Accounting for differences in the types of work men and women do, experience, education and hours, the pay gap shrinks from Obama's 23 percent to 12 percent. But that reduction shouldn't be interpreted as a victory against sexism - it should be seen as proof that the problem is in many of those factors that explain women's disadvantage.

Take occupations. One of the more disturbing signs is that industries where women had made limited progress in the 1970s and 1980s but never fully broke through - such as manufacturing and information - are slipping back toward male-only domains.

Women made up 32 percent of manufacturing workers in 1990; as of last month, that figure had fallen to 27 percent, lower than in any year since 1971. In the information sector, which includes computer engineering, telecommunications and traditional publishing, women's share of jobs has dropped to the lowest on record: 40 percent, down from 49 percent in 1990.

The social concept of a "man's job" or a "woman's job," that is, has sharply reasserted itself over the last two decades. Industrial change - such as technology replacing workers in manufacturing - is pushing out women more so than men.

Those reversals are a serious concern. Economists explain away about a third of the pay gap according to workers' choices of occupation and industry. Implicit in their framework, though, is the idea that men and women fully choose their career. A retrenchment of the "man's job" world weighs against the view that much progress has been made.

Or take hours. The last great obstacle to women's advancement is that employers in certain industries are inflexible about accommodating the needs of employees to work certain schedules, said Claudia Goldin, past president of the American Economic Association, in a paper last year.
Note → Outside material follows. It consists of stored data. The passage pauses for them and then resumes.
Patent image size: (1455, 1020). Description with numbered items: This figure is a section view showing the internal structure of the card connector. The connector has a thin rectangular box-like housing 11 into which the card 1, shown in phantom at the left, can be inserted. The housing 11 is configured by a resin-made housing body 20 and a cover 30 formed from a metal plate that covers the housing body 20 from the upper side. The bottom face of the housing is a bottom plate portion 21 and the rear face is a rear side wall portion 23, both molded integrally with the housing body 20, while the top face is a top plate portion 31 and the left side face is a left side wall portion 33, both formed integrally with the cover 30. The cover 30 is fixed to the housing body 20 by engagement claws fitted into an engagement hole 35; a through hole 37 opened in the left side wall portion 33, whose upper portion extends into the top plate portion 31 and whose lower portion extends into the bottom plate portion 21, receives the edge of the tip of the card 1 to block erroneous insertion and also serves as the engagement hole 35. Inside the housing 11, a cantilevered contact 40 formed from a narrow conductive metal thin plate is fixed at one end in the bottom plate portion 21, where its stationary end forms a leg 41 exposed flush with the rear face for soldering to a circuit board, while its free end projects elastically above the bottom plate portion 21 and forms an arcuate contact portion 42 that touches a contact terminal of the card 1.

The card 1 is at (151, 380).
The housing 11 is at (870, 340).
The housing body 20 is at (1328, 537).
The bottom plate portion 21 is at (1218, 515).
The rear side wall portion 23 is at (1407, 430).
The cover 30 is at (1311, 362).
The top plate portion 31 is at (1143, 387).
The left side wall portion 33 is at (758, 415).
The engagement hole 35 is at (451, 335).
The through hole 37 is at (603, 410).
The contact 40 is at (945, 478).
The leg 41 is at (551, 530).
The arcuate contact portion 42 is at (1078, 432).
This makes it harder for mothers and married women - and helps limit some fields to men, who don't face same social expectations. The least flexible occupations, she also found, were the ones with the worst gender pay gaps.

Differences in occupations and working hours aren't things to use to explain away the gender gap. They're parts of it.

Conservatives aren't just a bit too ready to brush off evidence of a gender pay gap. They've chosen to ignore lingering inequity. They seem to fear that any talk of a pay gap will build support for changing the legal standards for lawsuits against pay discrimination.

When Obama talks about the pay gap, he often mentions his support for a bill that would ban employers from retaliating against employees who discuss wages and would flip an important legal burden of proof. Instead of workers having to prove that differences in their pay are sexist by design, employers would have to show that gender pay differences are driven by education, training, experience or a similar factor - and that they are incapable of designing a pay system without gender differences.

It's reasonable to think that this standard is too high - that, in seeking to punish discriminatory employers, it exposes too many well-behaved ones to lawsuits. Conservatives don't have to support that proposal. They do, though, need to figure out an agenda to advance women in the workplace.

Evan Soltas is a contributor to Bloomberg View.